In this paper, an ultra-lightweight chiral swastika ring phononic crystal (CSR-PnC) with impact resistance is proposed to suppress the anchor loss of piezoelectric MEMS resonators, thereby enhancing the impact resistance and reliability of the device while achieving miniaturization.

Methods

The structural unit consists of a swastika-shaped ligament connecting the central ring, which is different from the traditional phononic crystal designs. The band structure and frequency response of the structure were calculated using the finite element method, and the effects of key geometric parameters on the bandgap characteristics were systematically analyzed.

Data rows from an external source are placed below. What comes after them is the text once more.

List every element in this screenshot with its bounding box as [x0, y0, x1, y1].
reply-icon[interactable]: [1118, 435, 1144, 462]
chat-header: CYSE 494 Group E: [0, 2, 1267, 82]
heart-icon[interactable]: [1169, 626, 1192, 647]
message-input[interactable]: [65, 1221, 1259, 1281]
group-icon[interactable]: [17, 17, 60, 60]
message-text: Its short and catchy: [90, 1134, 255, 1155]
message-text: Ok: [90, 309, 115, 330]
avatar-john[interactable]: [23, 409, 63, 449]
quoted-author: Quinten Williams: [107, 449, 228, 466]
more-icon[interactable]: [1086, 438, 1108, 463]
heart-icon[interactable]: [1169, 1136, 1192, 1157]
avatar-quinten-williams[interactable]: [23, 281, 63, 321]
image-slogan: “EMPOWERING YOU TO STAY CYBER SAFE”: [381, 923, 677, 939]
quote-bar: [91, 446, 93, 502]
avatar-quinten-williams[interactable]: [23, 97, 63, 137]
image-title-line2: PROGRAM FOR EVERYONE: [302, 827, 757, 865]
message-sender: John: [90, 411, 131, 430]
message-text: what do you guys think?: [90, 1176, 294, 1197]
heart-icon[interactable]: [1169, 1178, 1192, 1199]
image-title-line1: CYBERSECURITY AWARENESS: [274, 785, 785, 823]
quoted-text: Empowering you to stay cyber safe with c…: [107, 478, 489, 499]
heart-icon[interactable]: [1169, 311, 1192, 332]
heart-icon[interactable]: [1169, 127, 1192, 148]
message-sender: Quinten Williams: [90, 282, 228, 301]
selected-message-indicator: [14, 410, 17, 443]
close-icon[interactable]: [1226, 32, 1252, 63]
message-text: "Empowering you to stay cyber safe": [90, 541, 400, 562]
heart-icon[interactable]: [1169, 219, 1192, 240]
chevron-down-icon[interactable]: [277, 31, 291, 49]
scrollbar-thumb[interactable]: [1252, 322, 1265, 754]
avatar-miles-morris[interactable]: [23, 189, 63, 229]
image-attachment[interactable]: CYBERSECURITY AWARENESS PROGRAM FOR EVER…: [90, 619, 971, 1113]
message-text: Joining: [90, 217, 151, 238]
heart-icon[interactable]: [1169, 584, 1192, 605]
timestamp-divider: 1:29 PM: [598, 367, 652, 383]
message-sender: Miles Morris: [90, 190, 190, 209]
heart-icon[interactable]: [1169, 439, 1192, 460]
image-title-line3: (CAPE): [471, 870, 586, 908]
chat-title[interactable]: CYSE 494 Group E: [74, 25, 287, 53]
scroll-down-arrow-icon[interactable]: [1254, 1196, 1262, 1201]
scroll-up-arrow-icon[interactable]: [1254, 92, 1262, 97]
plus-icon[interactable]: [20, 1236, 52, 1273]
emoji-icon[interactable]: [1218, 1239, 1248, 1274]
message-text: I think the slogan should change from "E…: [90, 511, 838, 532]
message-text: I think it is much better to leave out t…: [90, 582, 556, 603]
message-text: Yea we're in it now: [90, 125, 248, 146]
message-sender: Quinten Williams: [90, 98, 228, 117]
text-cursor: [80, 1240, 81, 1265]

In addition, the impact resistance of the structure was also analyzed.

Results

The structure has a bandgap in the wide frequency range of 115.22-171.76MHz, and compared with existing spider-shaped phononic crystals, its mass is reduced by 54%. Further studies on the effects of key parameters on the band gap revealed that the width w of the ligament has a significant impact on the lightweight design of the structure, while the outer diameter r1 of the central ring mainly adjusts the width of the band gap. In addition, impact analysis of the CSR-PnC structure indicates that the structure undergoes inward contraction and deformation when subjected to in-plane impact, demonstrating excellent impact resistance.

Conclusion

When applied to piezoelectric MEMS resonators, the anchor quality factor is increased by 108 times, and the insertion loss is reduced by 43.1%.